Le « Winnipeg » avait appareillé un mois plus tôt du sud-ouest de la France. Dans le petit port de Trompeloup-Pauillac, sur l’estuaire de la Gironde, le vieux cargo français avait été aménagé, ses cales gavées de couchettes pour recevoir des passagers, réfugiés républicains de la Guerre civile espagnole (1936-39).
Ceux-ci croupissaient dans des camps d’accueil en France, dans des conditions qui avaient ému le poète Pablo Neruda. Celui qui allait devenir Prix Nobel de Littérature (1971) était alors un jeune diplomate chilien passé en poste en Espagne, où il épousa la cause républicaine.
Il convainquit le président chilien de l’époque, Pedro Aguirre Cerda, de recevoir les réfugiés et de le nommer, à Paris, consul en charge de leur immigration. Le Chili sortait d’un terrible tremblement de terre à Chillan, dans le sud (près de 30.000 morts): il avait besoin de bras.

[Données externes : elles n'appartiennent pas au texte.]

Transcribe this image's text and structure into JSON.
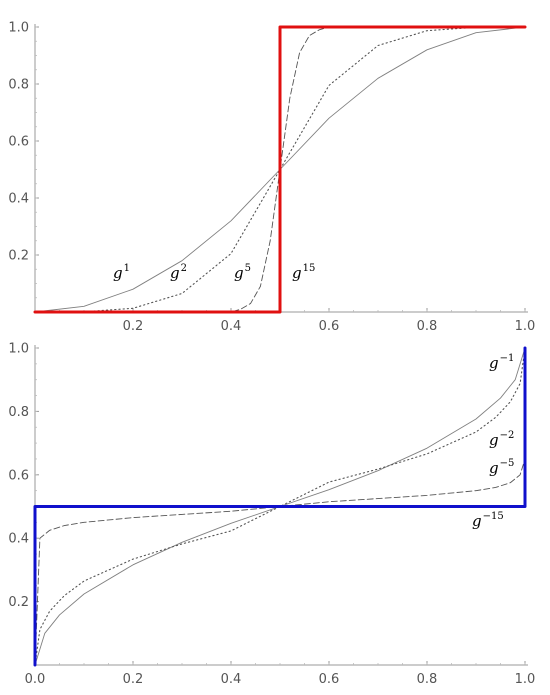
{
  "chart_data": [
    {
      "type": "line",
      "title": "",
      "xlabel": "",
      "ylabel": "",
      "xlim": [
        0,
        1
      ],
      "ylim": [
        0,
        1
      ],
      "x_ticks": [
        0.2,
        0.4,
        0.6,
        0.8,
        1.0
      ],
      "x_tick_labels": [
        "0.2",
        "0.4",
        "0.6",
        "0.8",
        "1.0"
      ],
      "y_ticks": [
        0.2,
        0.4,
        0.6,
        0.8,
        1.0
      ],
      "y_tick_labels": [
        "0.2",
        "0.4",
        "0.6",
        "0.8",
        "1.0"
      ],
      "grid": false,
      "series": [
        {
          "name": "g1",
          "label_base": "g",
          "label_exp": "1",
          "style": "solid",
          "color": "#808080",
          "x": [
            0.0,
            0.1,
            0.2,
            0.3,
            0.4,
            0.5,
            0.6,
            0.7,
            0.8,
            0.9,
            1.0
          ],
          "y": [
            0.0,
            0.02,
            0.08,
            0.18,
            0.32,
            0.5,
            0.68,
            0.82,
            0.92,
            0.98,
            1.0
          ]
        },
        {
          "name": "g2",
          "label_base": "g",
          "label_exp": "2",
          "style": "dotted",
          "color": "#555555",
          "x": [
            0.0,
            0.1,
            0.2,
            0.3,
            0.4,
            0.5,
            0.6,
            0.7,
            0.8,
            0.9,
            1.0
          ],
          "y": [
            0.0,
            0.001,
            0.013,
            0.065,
            0.205,
            0.5,
            0.795,
            0.935,
            0.987,
            0.999,
            1.0
          ]
        },
        {
          "name": "g5",
          "label_base": "g",
          "label_exp": "5",
          "style": "dashed",
          "color": "#555555",
          "x": [
            0.0,
            0.4,
            0.42,
            0.44,
            0.46,
            0.48,
            0.5,
            0.52,
            0.54,
            0.56,
            0.58,
            0.6,
            1.0
          ],
          "y": [
            0.0,
            0.0,
            0.01,
            0.03,
            0.09,
            0.25,
            0.5,
            0.75,
            0.91,
            0.97,
            0.99,
            1.0,
            1.0
          ]
        },
        {
          "name": "g15",
          "label_base": "g",
          "label_exp": "15",
          "style": "solid-thick",
          "color": "#e01010",
          "x": [
            0.0,
            0.5,
            0.5,
            1.0
          ],
          "y": [
            0.0,
            0.0,
            1.0,
            1.0
          ]
        }
      ]
    },
    {
      "type": "line",
      "title": "",
      "xlabel": "",
      "ylabel": "",
      "xlim": [
        0,
        1
      ],
      "ylim": [
        0,
        1
      ],
      "x_ticks": [
        0.0,
        0.2,
        0.4,
        0.6,
        0.8,
        1.0
      ],
      "x_tick_labels": [
        "0.0",
        "0.2",
        "0.4",
        "0.6",
        "0.8",
        "1.0"
      ],
      "y_ticks": [
        0.2,
        0.4,
        0.6,
        0.8,
        1.0
      ],
      "y_tick_labels": [
        "0.2",
        "0.4",
        "0.6",
        "0.8",
        "1.0"
      ],
      "grid": false,
      "series": [
        {
          "name": "g-1",
          "label_base": "g",
          "label_exp": "−1",
          "style": "solid",
          "color": "#808080",
          "x": [
            0.0,
            0.02,
            0.05,
            0.1,
            0.2,
            0.3,
            0.4,
            0.5,
            0.6,
            0.7,
            0.8,
            0.9,
            0.95,
            0.98,
            1.0
          ],
          "y": [
            0.0,
            0.1,
            0.158,
            0.224,
            0.316,
            0.387,
            0.447,
            0.5,
            0.553,
            0.613,
            0.684,
            0.776,
            0.842,
            0.9,
            1.0
          ]
        },
        {
          "name": "g-2",
          "label_base": "g",
          "label_exp": "−2",
          "style": "dotted",
          "color": "#555555",
          "x": [
            0.0,
            0.01,
            0.03,
            0.06,
            0.1,
            0.2,
            0.3,
            0.4,
            0.5,
            0.6,
            0.7,
            0.8,
            0.9,
            0.94,
            0.97,
            0.99,
            1.0
          ],
          "y": [
            0.0,
            0.112,
            0.17,
            0.219,
            0.265,
            0.334,
            0.382,
            0.423,
            0.5,
            0.577,
            0.618,
            0.666,
            0.735,
            0.781,
            0.83,
            0.888,
            1.0
          ]
        },
        {
          "name": "g-5",
          "label_base": "g",
          "label_exp": "−5",
          "style": "dashed",
          "color": "#555555",
          "x": [
            0.0,
            0.01,
            0.03,
            0.06,
            0.1,
            0.2,
            0.3,
            0.4,
            0.5,
            0.6,
            0.7,
            0.8,
            0.9,
            0.94,
            0.97,
            0.99,
            1.0
          ],
          "y": [
            0.0,
            0.4,
            0.425,
            0.44,
            0.45,
            0.465,
            0.475,
            0.485,
            0.5,
            0.515,
            0.525,
            0.535,
            0.55,
            0.56,
            0.575,
            0.6,
            0.65
          ]
        },
        {
          "name": "g-15",
          "label_base": "g",
          "label_exp": "−15",
          "style": "solid-thick",
          "color": "#1010cc",
          "x": [
            0.0,
            0.0,
            0.0,
            1.0,
            1.0,
            1.0
          ],
          "y": [
            0.0,
            0.5,
            0.5,
            0.5,
            0.5,
            1.0
          ]
        }
      ]
    }
  ]
}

« Le Chili était alors un petit pays pauvre, et venait de subir ce séisme. Mais s’il n’y avait pas eu au pouvoir le président Aguirre Cerda, le Winnipeg n’aurait jamais vogué, et je ne serais pas là pour vous parler », raconte à l’AFP le peintre José Balmes, 12 ans à l’époque.
En France, Neruda, aidé de son épouse argentine Delia del Carril, se démena, fit jouer ses réseaux, réunit des familles, affréta le cargo de fabrication canadienne, le fit transformer à quai en Gironde, jusqu’au grand départ. Avec d’émouvantes scènes de retrouvailles de parents séparés depuis des mois.

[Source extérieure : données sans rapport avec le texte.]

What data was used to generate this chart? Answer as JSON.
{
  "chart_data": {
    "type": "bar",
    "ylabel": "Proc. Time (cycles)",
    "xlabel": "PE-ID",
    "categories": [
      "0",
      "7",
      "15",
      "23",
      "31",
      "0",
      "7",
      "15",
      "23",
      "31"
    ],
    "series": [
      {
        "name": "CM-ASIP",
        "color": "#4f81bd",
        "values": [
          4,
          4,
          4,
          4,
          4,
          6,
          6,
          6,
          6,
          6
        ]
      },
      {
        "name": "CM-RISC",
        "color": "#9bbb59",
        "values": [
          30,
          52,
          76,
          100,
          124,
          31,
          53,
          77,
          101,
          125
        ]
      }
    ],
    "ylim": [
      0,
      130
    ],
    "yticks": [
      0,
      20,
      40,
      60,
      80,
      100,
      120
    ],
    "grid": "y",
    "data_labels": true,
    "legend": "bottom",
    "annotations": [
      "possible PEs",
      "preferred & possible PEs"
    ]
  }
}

Les souvenirs du voyage habitent encore les 180 survivants de la grande Transatlantique du Winnipeg, via le canal de Panama et le Pacifique sud, qui ont laissé loin derrière l’Europe, où la Seconde Guerre mondiale éclatait.

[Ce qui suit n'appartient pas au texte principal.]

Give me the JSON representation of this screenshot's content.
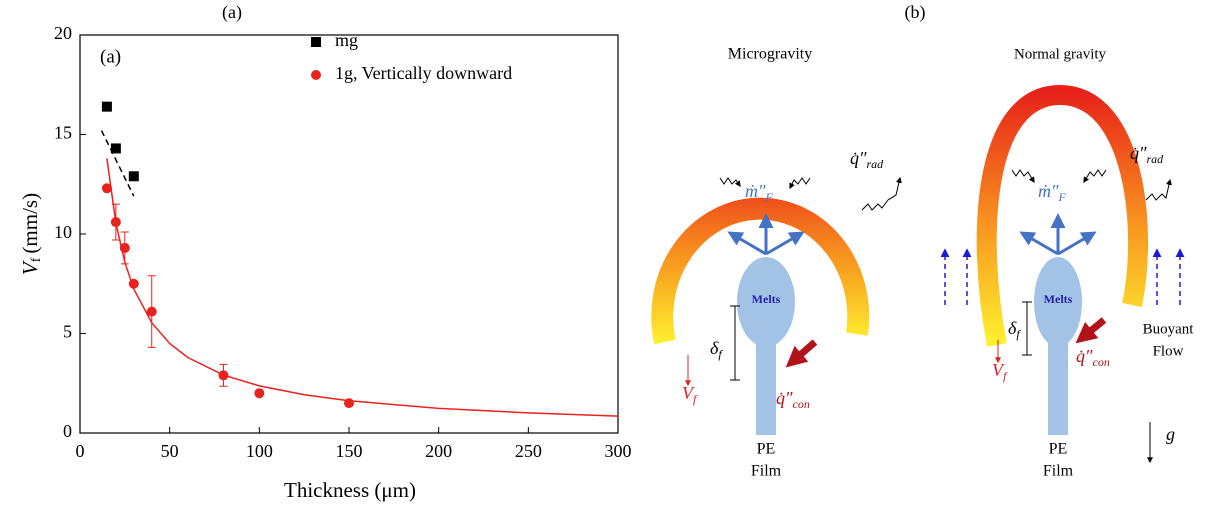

Agnes Bollade, elle, n’a pas de souvenirs: elle a vu le jour pendant le mois de traversée. Ses parents, Soledad et Eloy Alonso décidèrent de l’appeler America, puisque telle était leur destination.
« Mais le capitaine du bateau leur demanda de m’appeler Agnes, en mémoire de son épouse tuée pendant une attaque des franquistes. C’est ainsi qu’ils m’ont nommée: Agnes America Winnipeg », raconte-t-elle aujourd’hui.
L’arrivée, la nuit du 2 au 3 septembre, fut « incroyable », s’émeut encore Balmes. « Tout était illuminé. Les Catalans à bord disaient que Valparaiso ressemblait à Barcelone. Au port, nous avons été accueillis par (le futur président) Salvador Allende, alors ministre de la Santé ».
Le voyage en train jusqu’à Santiago (160 km) fut « un rêve, un monde de bonheur. Les gens nous lançaient des roses, des oeillets… », se souvient l’artiste mondialement reconnu, aujourd’hui directeur de musée à Santiago.
La président Michelle Bachelet a rendu un hommage officiel mardi à « l’authentique épopée » du Winnipeg, et à l’apport discret et influent de ses passagers si divers et de leur descendance, « ces typographes, ces écrivains, ces boulangers, ces pêcheurs, ces imprimeurs, ces ébénistes, ces commerçants ou ces dramaturges (…) auxquels nous devons en partie la physionomie du Chili d’aujourd’hui ».
De Neruda (mort en 1973), sont restées quelques lignes écrites à son départ de France, attestant qu’il considéra l’épopée du Winnipeg, « ses 2.000 Républicains qui chantaient et pleuraient », comme une de ses plus belles missions.
« Que la critique efface toute ma poésie, si bon lui semble. Mais ce poème dont j’évoque aujourd’hui le souvenir, personne ne pourra l’effacer.. ».